Guilherme Smith, um jovem de 23 anos, é um exemplo de superação no futebol. O ex-jogador da base do Botafogo passou por experiências que muitos atletas não vivenciam em toda a carreira. Ele deixou o clube antes de estrear no profissional para realizar seu sonho europeu.
Natural da base do Botafogo, Guilherme deixou o Brasil em 2021, aos 17 anos, e se transferiu para o Zorya, na Ucrânia. No entanto, sua trajetória tomou um rumo inesperado com o início da guerra. Para escapar do conflito, ele e outros jogadores caminharam cerca de 70 quilômetros em busca de segurança. Após essa difícil experiência, Guilherme conseguiu retornar ao Brasil e, posteriormente, se destacou na Europa.

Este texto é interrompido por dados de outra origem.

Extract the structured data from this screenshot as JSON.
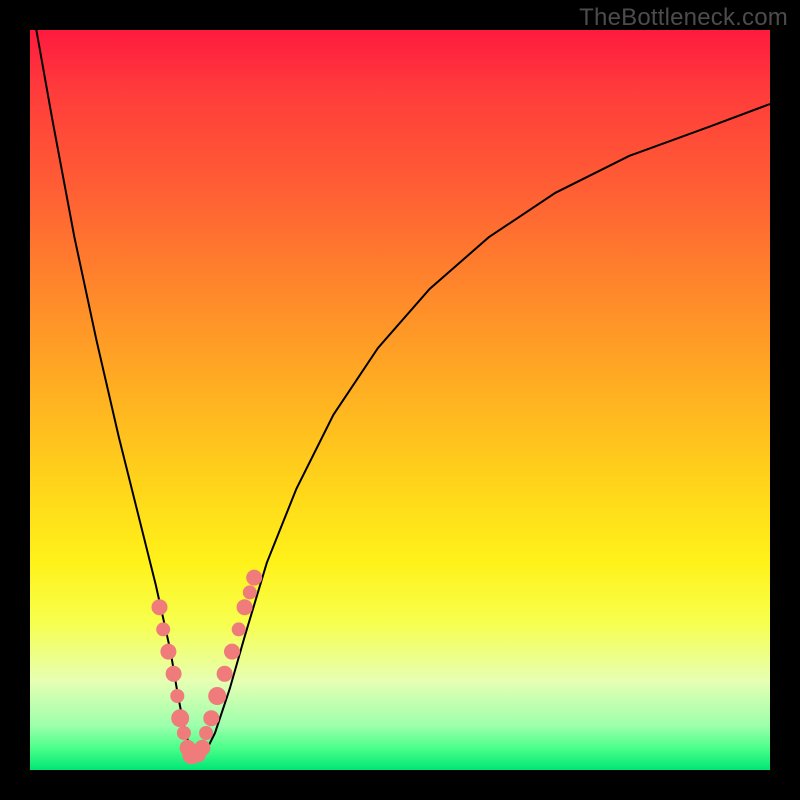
{
  "watermark": "TheBottleneck.com",
  "colors": {
    "frame": "#000000",
    "line": "#000000",
    "points": "#ef7b7b",
    "gradient_stops": [
      "#ff1a3f",
      "#ff3b3b",
      "#ff6034",
      "#ff8a2a",
      "#ffb321",
      "#ffd61a",
      "#fff21a",
      "#f7ff4d",
      "#e6ffb3",
      "#9cffac",
      "#4cff8a",
      "#00e676"
    ]
  },
  "chart_data": {
    "type": "line",
    "title": "",
    "xlabel": "",
    "ylabel": "",
    "xlim": [
      0,
      100
    ],
    "ylim": [
      0,
      100
    ],
    "grid": false,
    "series": [
      {
        "name": "bottleneck-curve",
        "x": [
          0.5,
          3,
          6,
          9,
          12,
          15,
          17,
          19,
          20,
          21,
          22,
          23,
          24,
          25,
          27,
          29,
          32,
          36,
          41,
          47,
          54,
          62,
          71,
          81,
          92,
          100
        ],
        "y": [
          102,
          88,
          72,
          58,
          45,
          33,
          25,
          16,
          10,
          5,
          2,
          2,
          3,
          5,
          11,
          18,
          28,
          38,
          48,
          57,
          65,
          72,
          78,
          83,
          87,
          90
        ]
      }
    ],
    "points": {
      "name": "highlighted-points",
      "x": [
        17.5,
        18.0,
        18.7,
        19.4,
        19.9,
        20.3,
        20.8,
        21.3,
        21.8,
        22.3,
        22.8,
        23.3,
        23.8,
        24.5,
        25.3,
        26.3,
        27.3,
        28.2,
        29.0,
        29.7,
        30.3
      ],
      "y": [
        22,
        19,
        16,
        13,
        10,
        7,
        5,
        3,
        2,
        2,
        2,
        3,
        5,
        7,
        10,
        13,
        16,
        19,
        22,
        24,
        26
      ],
      "r": [
        8,
        7,
        8,
        8,
        7,
        9,
        7,
        8,
        9,
        8,
        7,
        8,
        7,
        8,
        9,
        8,
        8,
        7,
        8,
        7,
        8
      ]
    }
  }
}
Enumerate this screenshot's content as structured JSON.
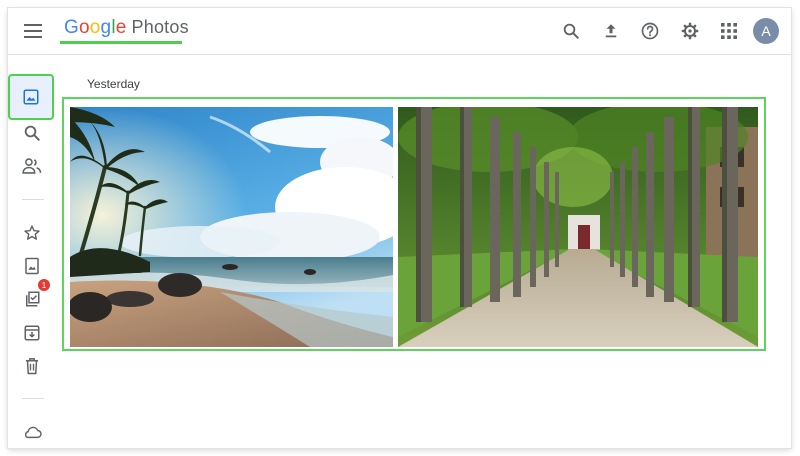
{
  "header": {
    "logo_brand": [
      "G",
      "o",
      "o",
      "g",
      "l",
      "e"
    ],
    "logo_colors": [
      "#4285F4",
      "#EA4335",
      "#FBBC05",
      "#4285F4",
      "#34A853",
      "#EA4335"
    ],
    "product": "Photos",
    "avatar_letter": "A",
    "icons": [
      "search-icon",
      "upload-icon",
      "help-icon",
      "settings-icon",
      "apps-grid-icon"
    ]
  },
  "sidebar": {
    "items": [
      {
        "name": "photos",
        "icon": "photo-icon",
        "active": true
      },
      {
        "name": "explore",
        "icon": "search-icon"
      },
      {
        "name": "sharing",
        "icon": "people-icon"
      },
      {
        "name": "favorites",
        "icon": "star-icon"
      },
      {
        "name": "albums",
        "icon": "album-icon"
      },
      {
        "name": "utilities",
        "icon": "checklist-icon",
        "badge": "1"
      },
      {
        "name": "archive",
        "icon": "archive-icon"
      },
      {
        "name": "trash",
        "icon": "trash-icon"
      },
      {
        "name": "storage",
        "icon": "cloud-icon"
      }
    ]
  },
  "main": {
    "section_title": "Yesterday",
    "photos": [
      {
        "name": "beach-photo"
      },
      {
        "name": "tree-avenue-photo"
      }
    ]
  },
  "colors": {
    "highlight": "#4cd14c",
    "badge": "#e53935",
    "icon": "#5f6368",
    "active_icon": "#1a73e8"
  }
}
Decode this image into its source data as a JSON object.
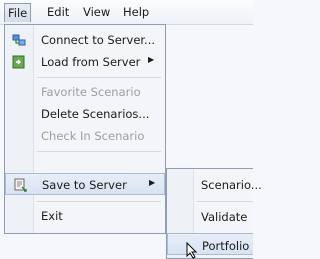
{
  "menubar": {
    "file": "File",
    "edit": "Edit",
    "view": "View",
    "help": "Help"
  },
  "file_menu": {
    "connect": "Connect to Server...",
    "load": "Load from Server",
    "favorite": "Favorite Scenario",
    "delete": "Delete Scenarios...",
    "checkin": "Check In Scenario",
    "save": "Save to Server",
    "exit": "Exit"
  },
  "save_submenu": {
    "scenario": "Scenario...",
    "validate": "Validate",
    "portfolio": "Portfolio"
  },
  "colors": {
    "highlight_border": "#a9bbd6",
    "menu_border": "#8e9db2",
    "disabled_text": "#9a9ea6"
  }
}
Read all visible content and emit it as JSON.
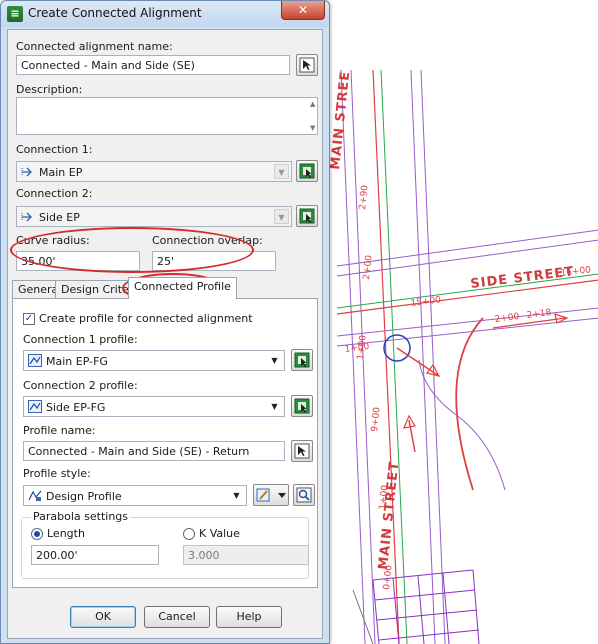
{
  "window": {
    "title": "Create Connected Alignment",
    "close_glyph": "✕"
  },
  "fields": {
    "alignment_name_label": "Connected alignment name:",
    "alignment_name_value": "Connected - Main and Side (SE)",
    "description_label": "Description:",
    "description_value": "",
    "connection1_label": "Connection 1:",
    "connection1_value": "Main EP",
    "connection2_label": "Connection 2:",
    "connection2_value": "Side EP",
    "curve_radius_label": "Curve radius:",
    "curve_radius_value": "35.00'",
    "overlap_label": "Connection overlap:",
    "overlap_value": "25'"
  },
  "tabs": [
    {
      "label": "General",
      "active": false
    },
    {
      "label": "Design Criteria",
      "active": false
    },
    {
      "label": "Connected Profile",
      "active": true
    }
  ],
  "profile_tab": {
    "create_profile_label": "Create profile for connected alignment",
    "create_profile_checked": true,
    "conn1_profile_label": "Connection 1 profile:",
    "conn1_profile_value": "Main EP-FG",
    "conn2_profile_label": "Connection 2 profile:",
    "conn2_profile_value": "Side EP-FG",
    "profile_name_label": "Profile name:",
    "profile_name_value": "Connected - Main and Side (SE) - Return",
    "profile_style_label": "Profile style:",
    "profile_style_value": "Design Profile",
    "parabola_group_label": "Parabola settings",
    "length_label": "Length",
    "length_value": "200.00'",
    "kvalue_label": "K Value",
    "kvalue_value": "3.000",
    "selected_parabola": "Length"
  },
  "buttons": {
    "ok": "OK",
    "cancel": "Cancel",
    "help": "Help"
  },
  "icons": {
    "pick": "pick-from-drawing-icon",
    "alignment": "alignment-icon",
    "profile": "profile-icon",
    "edit_style": "edit-style-icon",
    "preview": "preview-icon"
  },
  "colors": {
    "highlight": "#d22a2a",
    "street_line": "#e04040",
    "offset_line": "#9a5cc8",
    "centerline": "#2aa84a"
  },
  "drawing": {
    "main_street": "MAIN STREET",
    "side_street": "SIDE STREET",
    "stations": [
      "2+90",
      "2+00",
      "1+00",
      "9+00",
      "1+00",
      "0+00",
      "15+00",
      "16+00",
      "2+00",
      "2+18",
      "1+00"
    ]
  }
}
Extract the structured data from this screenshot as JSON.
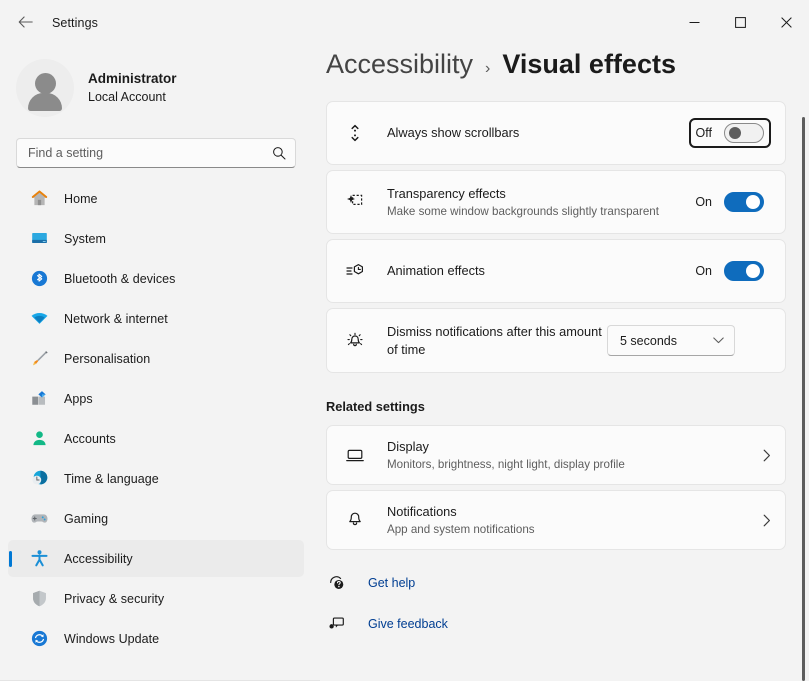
{
  "window": {
    "title": "Settings",
    "back_icon": "arrow-left-icon",
    "minimize_label": "─",
    "maximize_label": "□",
    "close_label": "✕"
  },
  "account": {
    "name": "Administrator",
    "subtitle": "Local Account",
    "avatar_icon": "person-avatar-icon"
  },
  "search": {
    "placeholder": "Find a setting",
    "value": "",
    "icon": "search-icon"
  },
  "sidebar": {
    "items": [
      {
        "label": "Home",
        "icon": "home-icon",
        "selected": false
      },
      {
        "label": "System",
        "icon": "system-icon",
        "selected": false
      },
      {
        "label": "Bluetooth & devices",
        "icon": "bluetooth-icon",
        "selected": false
      },
      {
        "label": "Network & internet",
        "icon": "network-icon",
        "selected": false
      },
      {
        "label": "Personalisation",
        "icon": "brush-icon",
        "selected": false
      },
      {
        "label": "Apps",
        "icon": "apps-icon",
        "selected": false
      },
      {
        "label": "Accounts",
        "icon": "accounts-icon",
        "selected": false
      },
      {
        "label": "Time & language",
        "icon": "clock-icon",
        "selected": false
      },
      {
        "label": "Gaming",
        "icon": "gamepad-icon",
        "selected": false
      },
      {
        "label": "Accessibility",
        "icon": "accessibility-icon",
        "selected": true
      },
      {
        "label": "Privacy & security",
        "icon": "shield-icon",
        "selected": false
      },
      {
        "label": "Windows Update",
        "icon": "update-icon",
        "selected": false
      }
    ]
  },
  "breadcrumb": {
    "parent": "Accessibility",
    "separator": "›",
    "current": "Visual effects"
  },
  "settings": [
    {
      "title": "Always show scrollbars",
      "subtitle": "",
      "icon": "scrollbar-icon",
      "control": "toggle",
      "state_label": "Off",
      "state_on": false,
      "focused": true
    },
    {
      "title": "Transparency effects",
      "subtitle": "Make some window backgrounds slightly transparent",
      "icon": "sparkle-dashed-icon",
      "control": "toggle",
      "state_label": "On",
      "state_on": true,
      "focused": false
    },
    {
      "title": "Animation effects",
      "subtitle": "",
      "icon": "animation-icon",
      "control": "toggle",
      "state_label": "On",
      "state_on": true,
      "focused": false
    },
    {
      "title": "Dismiss notifications after this amount of time",
      "subtitle": "",
      "icon": "bell-alert-icon",
      "control": "dropdown",
      "state_label": "5 seconds",
      "dropdown_icon": "chevron-down-icon"
    }
  ],
  "related": {
    "heading": "Related settings",
    "items": [
      {
        "title": "Display",
        "subtitle": "Monitors, brightness, night light, display profile",
        "icon": "monitor-icon",
        "chevron": "chevron-right-icon"
      },
      {
        "title": "Notifications",
        "subtitle": "App and system notifications",
        "icon": "bell-icon",
        "chevron": "chevron-right-icon"
      }
    ]
  },
  "footer_links": [
    {
      "label": "Get help",
      "icon": "help-icon"
    },
    {
      "label": "Give feedback",
      "icon": "feedback-icon"
    }
  ],
  "colors": {
    "accent": "#0078d4",
    "toggle_on": "#0f6cbd",
    "link": "#003e92",
    "page_bg": "#f3f3f3",
    "card_bg": "#fbfbfb"
  }
}
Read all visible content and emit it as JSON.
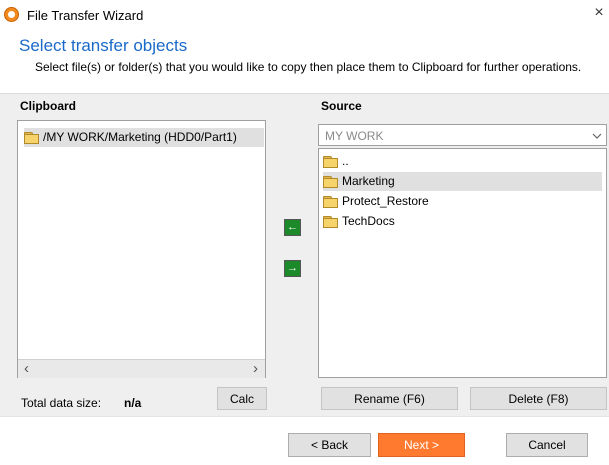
{
  "window": {
    "title": "File Transfer Wizard",
    "close_glyph": "×"
  },
  "header": {
    "heading": "Select transfer objects",
    "description": "Select file(s) or folder(s) that you would like to copy then place them to Clipboard for further operations."
  },
  "clipboard": {
    "label": "Clipboard",
    "items": [
      {
        "name": "/MY WORK/Marketing (HDD0/Part1)",
        "icon": "folder-icon"
      }
    ],
    "scroll_left": "‹",
    "scroll_right": "›"
  },
  "transfer": {
    "to_clipboard_glyph": "←",
    "to_source_glyph": "→"
  },
  "source": {
    "label": "Source",
    "location": "MY WORK",
    "items": [
      {
        "name": "..",
        "icon": "folder-icon"
      },
      {
        "name": "Marketing",
        "icon": "folder-icon",
        "selected": true
      },
      {
        "name": "Protect_Restore",
        "icon": "folder-icon"
      },
      {
        "name": "TechDocs",
        "icon": "folder-icon"
      }
    ]
  },
  "status": {
    "total_label": "Total data size:",
    "total_value": "n/a"
  },
  "buttons": {
    "calc": "Calc",
    "rename": "Rename (F6)",
    "delete": "Delete (F8)",
    "back": "< Back",
    "next": "Next >",
    "cancel": "Cancel"
  },
  "colors": {
    "heading": "#1a69c9",
    "arrow_button": "#1c8a2a",
    "next_button": "#ff7a2f",
    "selection": "#e0e0e0"
  }
}
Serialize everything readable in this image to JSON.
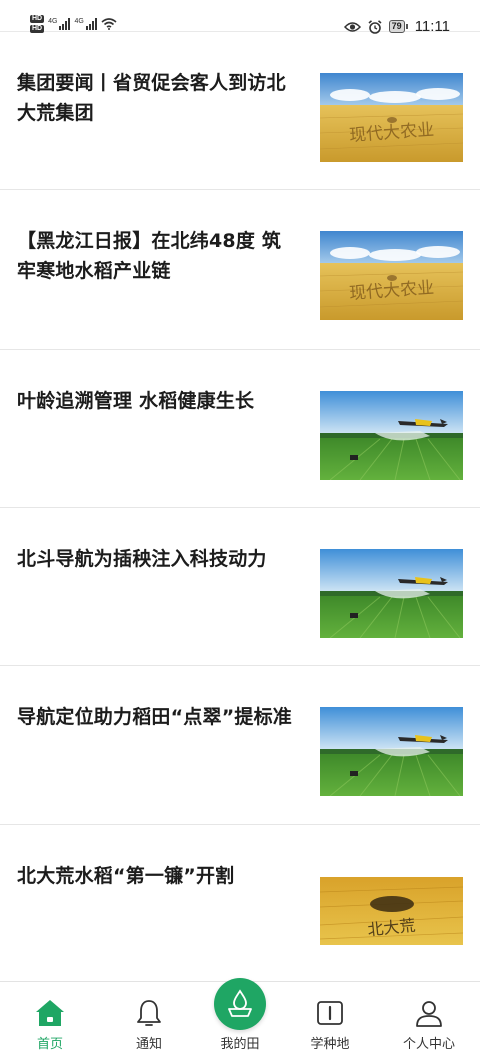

Atualmente, ele defende o Union Saint-Gilloise, na Bélgica, onde vive um momento excepcional. Desde dezembro, participou de 29 jogos, contribuindo com quatro gols e duas assistências. Em entrevista, Guilherme relembrou sua passagem pelo Botafogo e os desafios enfrentados durante a guerra, além de compartilhar seus objetivos futuros.
Durante a fuga, Guilherme enfrentou momentos de grande tensão e incerteza. Sem o apoio do clube, ele e seus companheiros precisaram encontrar maneiras de escapar. “Foi um período muito difícil, porque eu só tinha 18 anos. Estava longe da família e sem muitos amigos. Quando a guerra começou, não sabia o que fazer”, relatou o atacante.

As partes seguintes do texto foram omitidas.